How can it be otherwise? We spend all of our time at work and connected, versus previous eras when leaving work at home genuinely meant leaving it at home until the next day. We work in snippets and snatches.
Possibly the worst recent example of this insidious blend of Silicon Valley corporatism and personal life is this story about an influencer who pitched her own wedding to brands before even being engaged, including a pitch deck:
Between her posts, Fuchs has peppered in commentary from her fans to build excitement. “There’s a surprise engagement wedding (no one really knows right now) happening on @fashionambitionist Stories this Tuesday and I am completely invested in it!” reads a post she shared from one Instagram user, @geneelizabeth908. Media outlets including People, Elite Daily, and the Daily Mail all covered the drama as it unfolded. “Gabriel Grossman’s Instagram Story Proposal to Marissa Fuchs Is What Viral Dreams Are Made Of,” the Elite Daily headline reads. “Is this the most extravagant proposal EVER?” wondered the Daily Mail. Fuchs has gained more than 20,000 followers since first posting about the proposal.

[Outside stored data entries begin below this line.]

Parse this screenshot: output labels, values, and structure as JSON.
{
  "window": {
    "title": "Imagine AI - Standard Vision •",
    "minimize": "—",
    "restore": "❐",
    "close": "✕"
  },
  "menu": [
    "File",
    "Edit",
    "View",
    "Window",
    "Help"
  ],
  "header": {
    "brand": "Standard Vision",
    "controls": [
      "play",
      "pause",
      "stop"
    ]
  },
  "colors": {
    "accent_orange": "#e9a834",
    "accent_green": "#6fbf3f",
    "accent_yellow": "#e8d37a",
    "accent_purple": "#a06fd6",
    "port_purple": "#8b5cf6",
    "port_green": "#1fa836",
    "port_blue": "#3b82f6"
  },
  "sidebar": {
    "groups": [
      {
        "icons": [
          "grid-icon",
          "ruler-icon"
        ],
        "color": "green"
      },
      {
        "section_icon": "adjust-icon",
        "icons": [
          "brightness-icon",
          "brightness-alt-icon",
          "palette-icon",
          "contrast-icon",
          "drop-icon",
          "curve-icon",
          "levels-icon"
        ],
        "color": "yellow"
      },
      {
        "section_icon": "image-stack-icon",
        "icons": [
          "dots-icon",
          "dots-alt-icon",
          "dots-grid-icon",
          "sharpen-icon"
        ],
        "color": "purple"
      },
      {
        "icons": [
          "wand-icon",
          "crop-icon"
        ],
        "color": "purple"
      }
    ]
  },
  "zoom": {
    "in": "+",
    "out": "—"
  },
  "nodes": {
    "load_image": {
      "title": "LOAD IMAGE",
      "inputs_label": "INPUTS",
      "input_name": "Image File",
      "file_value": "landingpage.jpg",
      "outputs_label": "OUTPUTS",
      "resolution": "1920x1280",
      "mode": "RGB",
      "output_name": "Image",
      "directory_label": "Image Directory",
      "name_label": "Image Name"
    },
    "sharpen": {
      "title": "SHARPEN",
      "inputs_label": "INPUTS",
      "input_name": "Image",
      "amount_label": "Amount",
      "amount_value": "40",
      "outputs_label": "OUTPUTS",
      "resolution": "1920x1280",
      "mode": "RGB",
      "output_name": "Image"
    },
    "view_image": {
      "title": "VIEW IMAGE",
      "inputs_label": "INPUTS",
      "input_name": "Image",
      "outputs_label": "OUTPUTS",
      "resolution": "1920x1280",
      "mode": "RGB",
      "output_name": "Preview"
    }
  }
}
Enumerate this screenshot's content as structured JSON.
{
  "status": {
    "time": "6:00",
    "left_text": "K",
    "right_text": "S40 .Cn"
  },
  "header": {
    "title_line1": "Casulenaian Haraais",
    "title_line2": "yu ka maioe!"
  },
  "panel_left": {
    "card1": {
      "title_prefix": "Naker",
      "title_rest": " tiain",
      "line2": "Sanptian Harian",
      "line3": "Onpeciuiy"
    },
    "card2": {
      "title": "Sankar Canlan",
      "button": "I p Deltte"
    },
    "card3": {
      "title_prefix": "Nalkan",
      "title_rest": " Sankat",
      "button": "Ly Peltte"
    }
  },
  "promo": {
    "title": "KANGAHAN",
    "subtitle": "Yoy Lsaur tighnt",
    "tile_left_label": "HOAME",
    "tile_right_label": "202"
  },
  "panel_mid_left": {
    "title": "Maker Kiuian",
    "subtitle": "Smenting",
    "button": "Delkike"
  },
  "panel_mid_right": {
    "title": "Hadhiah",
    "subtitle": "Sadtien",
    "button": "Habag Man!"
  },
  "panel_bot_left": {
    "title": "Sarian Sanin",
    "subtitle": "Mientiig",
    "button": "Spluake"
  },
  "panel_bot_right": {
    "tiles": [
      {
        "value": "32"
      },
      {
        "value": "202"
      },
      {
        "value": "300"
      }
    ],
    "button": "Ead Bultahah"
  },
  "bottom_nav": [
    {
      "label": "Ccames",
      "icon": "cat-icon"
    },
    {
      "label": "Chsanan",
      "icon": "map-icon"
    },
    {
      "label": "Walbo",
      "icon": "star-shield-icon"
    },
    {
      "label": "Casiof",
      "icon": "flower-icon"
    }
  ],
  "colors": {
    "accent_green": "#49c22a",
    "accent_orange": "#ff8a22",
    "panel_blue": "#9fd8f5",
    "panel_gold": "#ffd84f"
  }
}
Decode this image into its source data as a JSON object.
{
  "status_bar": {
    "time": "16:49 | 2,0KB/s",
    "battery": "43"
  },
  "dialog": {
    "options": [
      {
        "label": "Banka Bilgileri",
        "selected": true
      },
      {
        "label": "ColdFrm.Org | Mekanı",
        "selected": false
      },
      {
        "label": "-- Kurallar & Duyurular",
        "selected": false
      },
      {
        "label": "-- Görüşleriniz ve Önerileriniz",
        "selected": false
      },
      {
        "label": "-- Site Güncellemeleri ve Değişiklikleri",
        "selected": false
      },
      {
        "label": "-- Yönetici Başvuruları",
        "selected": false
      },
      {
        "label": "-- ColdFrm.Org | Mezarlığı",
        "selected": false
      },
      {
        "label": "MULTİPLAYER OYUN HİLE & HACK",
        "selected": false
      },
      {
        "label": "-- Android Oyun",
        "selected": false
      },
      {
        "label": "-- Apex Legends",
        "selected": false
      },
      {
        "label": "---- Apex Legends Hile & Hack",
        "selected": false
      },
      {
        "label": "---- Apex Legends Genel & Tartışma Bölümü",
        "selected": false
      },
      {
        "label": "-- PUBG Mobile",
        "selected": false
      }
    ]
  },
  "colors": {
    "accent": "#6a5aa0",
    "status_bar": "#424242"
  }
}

But as fans waited eagerly for each new surprise, brand marketers couldn’t believe it was all going to plan. Many knew exactly how the proposal would play out, hour by hour. They knew the couple’s engagement hashtag. They knew what hotels Fuchs would be staying at, where she would eat, and when she’d post to her feed. They had seen it all before, in a pitch deck. The viral proposal appears to be a meticulously planned marketing stunt.
Stuff like this makes me sad. Not only from the perspective of consumerist culture, but from the fact that, for most of us, what this means is that we can never separate our online identity and our work identity from our own in any meaningful way.
In the 1940s when the Gilbreths were doing their work, most people could at least come home from the office, hang up their hat, and not think about work for 12 more hours. We have no luxury of doing that anymore.
So can we really blame Austen, who is ostensibly working 10+ hour days on keeping his company going, for constantly thinking about work? To some extent, I think the answer is, yes.
If you have the following and the success today, I think it’s your responsibility to denormalize hustle as much as is humanly possible. And a good place to start is by talking about how you come home, unplug, and don’t pick up the phone when you’re out with your wife to dinner. That, to me, is the true one on one experience.